Et voilà mon cher petit tout fâché.
J’ai reçu ta lettre du 4 février et je vais être bien sage d’ici demain pour en avoir une autre.
Il ne se passe rien, sauf qu’a paru l’article d’Aragon dans La Revue européenne, mais sans le portrait ; bien entendu, et compris parmi les notes. Tout à l’heure, à Cyrano, à la suite d’une gaffe de M. Gérard qui n’est bon qu’à cela, et en l’absence d’Aragon, j’ai dû dire à Desnos que son nom était cité en mauvaise part dans cet article ; je ne pouvais faire autrement sans grande hypocrisie. Il est entré dans une violente colère.
Le manifeste est encore remis à lundi, jour du retour d’Artaud. En l’absence de celui-ci rien ne s’est fait à la Centrale ni ailleurs.
Chose étrange (mais je ne le dis qu’à toi) je ne suis plus aussi enthousiaste qu’au début sur le caractère de l’action que La R.S. se propose de mener. Par une de ces volte-face qui ne me sont que trop coutumières, il m’a suffi de lire l’article d’Éluard contre la colonisation, d’apprendre les projets d’Aragon, article contre la civilisation latine, les monuments aux morts, etc., pour être frappé du grand risque de vulgarisation à courir. Il n’est pas jusqu’à cette défense de l’Orient qui ne demanderait infiniment de tact et de doigté pour ne pas tomber dans le romain‑rollandisme dont M. Naville profite de l’occasion pour se faire le propagateur. Enfin cette tentative désespérée d’objectivation ne va-t‑elle pas aller à l’encontre de ce que quelques-uns d’entre nous ont à dire de purement humain et que nul ne peut dire à leur place ? Tout cela est bien difficile à équilibrer.
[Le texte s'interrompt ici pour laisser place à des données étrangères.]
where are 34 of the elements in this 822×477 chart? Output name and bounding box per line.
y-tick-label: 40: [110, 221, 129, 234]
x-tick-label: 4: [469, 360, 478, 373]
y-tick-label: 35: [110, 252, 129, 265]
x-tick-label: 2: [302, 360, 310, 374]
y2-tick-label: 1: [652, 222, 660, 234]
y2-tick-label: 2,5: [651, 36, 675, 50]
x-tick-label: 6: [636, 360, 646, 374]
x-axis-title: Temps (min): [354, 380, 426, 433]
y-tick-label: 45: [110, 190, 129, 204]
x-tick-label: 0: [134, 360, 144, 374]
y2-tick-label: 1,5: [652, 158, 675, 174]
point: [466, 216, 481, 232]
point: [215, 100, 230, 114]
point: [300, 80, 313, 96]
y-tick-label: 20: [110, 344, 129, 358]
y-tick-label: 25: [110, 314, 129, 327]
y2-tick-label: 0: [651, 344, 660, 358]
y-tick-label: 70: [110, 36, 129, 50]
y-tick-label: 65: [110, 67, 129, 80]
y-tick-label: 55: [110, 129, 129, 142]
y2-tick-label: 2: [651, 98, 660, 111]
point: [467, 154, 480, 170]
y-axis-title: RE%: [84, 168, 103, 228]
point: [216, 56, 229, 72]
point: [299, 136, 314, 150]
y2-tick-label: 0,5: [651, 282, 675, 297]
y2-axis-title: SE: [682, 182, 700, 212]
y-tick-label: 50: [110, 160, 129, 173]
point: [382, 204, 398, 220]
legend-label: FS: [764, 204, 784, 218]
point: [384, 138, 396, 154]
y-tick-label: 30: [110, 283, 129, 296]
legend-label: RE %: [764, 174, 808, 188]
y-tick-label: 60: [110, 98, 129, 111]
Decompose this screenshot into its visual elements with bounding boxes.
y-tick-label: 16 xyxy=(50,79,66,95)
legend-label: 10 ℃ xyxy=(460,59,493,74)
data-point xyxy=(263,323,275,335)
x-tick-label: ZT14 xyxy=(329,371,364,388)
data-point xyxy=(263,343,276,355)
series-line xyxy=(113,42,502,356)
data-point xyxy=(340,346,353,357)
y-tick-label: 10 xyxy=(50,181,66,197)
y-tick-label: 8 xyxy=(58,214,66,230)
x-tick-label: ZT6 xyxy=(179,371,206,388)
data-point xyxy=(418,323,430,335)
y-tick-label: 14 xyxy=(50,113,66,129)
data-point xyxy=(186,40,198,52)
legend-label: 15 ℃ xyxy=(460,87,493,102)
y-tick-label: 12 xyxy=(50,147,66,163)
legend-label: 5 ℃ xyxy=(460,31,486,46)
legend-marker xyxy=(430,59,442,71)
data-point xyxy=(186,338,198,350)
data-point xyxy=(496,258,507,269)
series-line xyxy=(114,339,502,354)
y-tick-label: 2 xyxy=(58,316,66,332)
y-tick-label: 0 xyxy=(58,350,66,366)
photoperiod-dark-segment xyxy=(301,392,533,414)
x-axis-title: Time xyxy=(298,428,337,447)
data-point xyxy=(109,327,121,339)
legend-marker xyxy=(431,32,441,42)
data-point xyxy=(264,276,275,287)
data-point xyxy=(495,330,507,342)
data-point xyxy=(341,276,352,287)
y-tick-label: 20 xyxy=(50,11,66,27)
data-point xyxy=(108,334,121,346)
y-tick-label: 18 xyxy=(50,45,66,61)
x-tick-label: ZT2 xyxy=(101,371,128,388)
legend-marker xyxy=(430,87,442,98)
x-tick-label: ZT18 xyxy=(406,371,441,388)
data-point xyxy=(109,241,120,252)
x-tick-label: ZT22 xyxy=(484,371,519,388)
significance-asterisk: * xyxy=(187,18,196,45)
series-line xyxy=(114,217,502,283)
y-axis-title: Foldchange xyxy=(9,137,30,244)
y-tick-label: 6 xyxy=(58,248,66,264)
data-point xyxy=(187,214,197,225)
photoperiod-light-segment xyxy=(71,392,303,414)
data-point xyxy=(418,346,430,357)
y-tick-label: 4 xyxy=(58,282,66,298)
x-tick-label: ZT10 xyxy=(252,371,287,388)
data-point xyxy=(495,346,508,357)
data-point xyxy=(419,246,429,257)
Mais, à part moi, dès maintenant, je fais mes réserves…
Qu’est-ce que peut bien me faire la question bolcheviste ou la question juive les jours en somme si nombreux où je me sens à peine le temps de vivre, où je suis à peine capable de vivre ? J’aimerais mieux apprendre à vivre que de collaborer à toutes ces feuilles dans lesquelles mon nom me fait à certains moments l’effet d’une mauvaise plaisanterie, car je ne suis guère qualifié pour parler de rien, ni moi ni les autres, d’ailleurs. Arriverai-je seulement à faire un jour autorité en moi ? Cette « Révolution » même, je la perds aujourd’hui de vue. Qui sait si la Liberté est bien la fin dernière ? Je ne vois ce soir qu’un grand remous, que l’idée même de la liberté n’éclaire pas. Il doit y avoir quelque chose d’immense qui nous échappe.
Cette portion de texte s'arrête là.